Wagner argues that midwives are key to fixing our broken maternity system and that they should be given the primary responsibility for women with low-risk pregnancies. (Obstetricians can be responsible for women with serious medical complications.) He envisions a system in which most maternity services are located in neighborhoods and not hospitals. If the United States had a national health care system, American obstetricians would no longer be able to maintain their monopoly on the birth industry. He also calls for doctors and hospitals to be more transparent, providing information about not only their C-section rates, but also rates of maternal and infant mortality, uterine rupture, and adverse drug reactions.
Of course, there are thousands of obstetricians who provide expectant and laboring mothers with compassionate, ethical, and medically first-rate care. And there are plenty of midwives who in their fervent belief in the rightness of their approach display the kind of arrogance Wagner ascribes to his fellow doctors. To make its way into the mainstream, midwifery needs to move beyond its earth mother image and take a more tolerant view of American women’s fear of excruciating physical pain. In her book Misconceptions: Truth, Lies, and the Unexpected on the Journey to Motherhood (Doubleday, 2001), Naomi Wolf articulates this challenge. Describing the difference between the alternative birth center and the maternity ward at her Washington, D.C.-area hospital, she writes that ‘the contrast between the two delivery floors seemed to sum up a failure to give women decent choices in childbirth. I did not understand why the polarity was so stark: the beautiful floor with its rigid set of options regarding pain, or the slaughterhouse atmosphere of the regular birthing rooms where I could receive medication for the body if I needed it, but nothing for the soul. My heart longed for the alternative birth center, its beauty, the openness. But could I stand the pain? And would my labor go so smoothly that no complications would arise to get me sent to the warrens down below?’

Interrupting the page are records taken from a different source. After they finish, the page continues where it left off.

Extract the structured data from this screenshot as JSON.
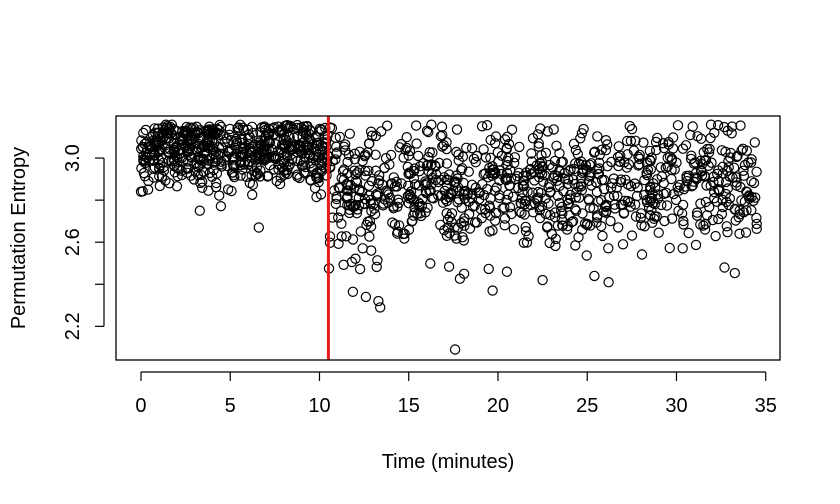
{
  "chart_data": {
    "type": "scatter",
    "title": "",
    "xlabel": "Time (minutes)",
    "ylabel": "Permutation Entropy",
    "xlim": [
      -1.4,
      35.8
    ],
    "ylim": [
      2.04,
      3.2
    ],
    "xticks": [
      0,
      5,
      10,
      15,
      20,
      25,
      30,
      35
    ],
    "xtick_labels": [
      "0",
      "5",
      "10",
      "15",
      "20",
      "25",
      "30",
      "35"
    ],
    "yticks": [
      2.2,
      2.6,
      3.0
    ],
    "ytick_labels": [
      "2.2",
      "2.6",
      "3.0"
    ],
    "yticks_unlabeled": [
      2.4,
      2.8
    ],
    "vline": {
      "x": 10.5,
      "color": "#e31a1c"
    },
    "marker": "open-circle",
    "marker_color": "#000000",
    "grid": false,
    "segments": [
      {
        "x_range": [
          0.0,
          10.5
        ],
        "n": 560,
        "center": 3.04,
        "spread": 0.09,
        "low_tail": 2.66
      },
      {
        "x_range": [
          10.5,
          13.5
        ],
        "n": 120,
        "center": 2.85,
        "spread": 0.16,
        "low_tail": 2.29
      },
      {
        "x_range": [
          13.5,
          34.5
        ],
        "n": 770,
        "center": 2.86,
        "spread": 0.14,
        "low_tail": 2.09
      }
    ],
    "outliers": [
      {
        "x": 17.6,
        "y": 2.09
      },
      {
        "x": 12.6,
        "y": 2.34
      },
      {
        "x": 13.3,
        "y": 2.32
      },
      {
        "x": 13.4,
        "y": 2.29
      },
      {
        "x": 6.6,
        "y": 2.67
      },
      {
        "x": 18.1,
        "y": 2.45
      },
      {
        "x": 19.7,
        "y": 2.37
      },
      {
        "x": 22.5,
        "y": 2.42
      },
      {
        "x": 26.2,
        "y": 2.41
      },
      {
        "x": 25.4,
        "y": 2.44
      },
      {
        "x": 20.5,
        "y": 2.46
      },
      {
        "x": 0.0,
        "y": 2.84
      },
      {
        "x": 0.4,
        "y": 2.85
      }
    ]
  }
}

As anyone who has read Misconceptions knows, Wolf was indeed shuttled out of the birth center when her labor failed to progress according to her nurse’s time line. After Pitocin and an epidural, Wolf was rushed into an operating room for an emergency C-section. It’s a scenario, she later found out, that is all too common among American women giving birth. To paraphrase Wolf’s critique of the popular pregnancy manual that in her view encourages women to passively accept overly medicalized births, she did not get what she expected when she was expecting.
Elizabeth Larsen is a freelance writer based in Minneapolis. She has given birth twice in a hospital assisted by midwives and is grateful that they didn’t shame her when she demanded pain relief.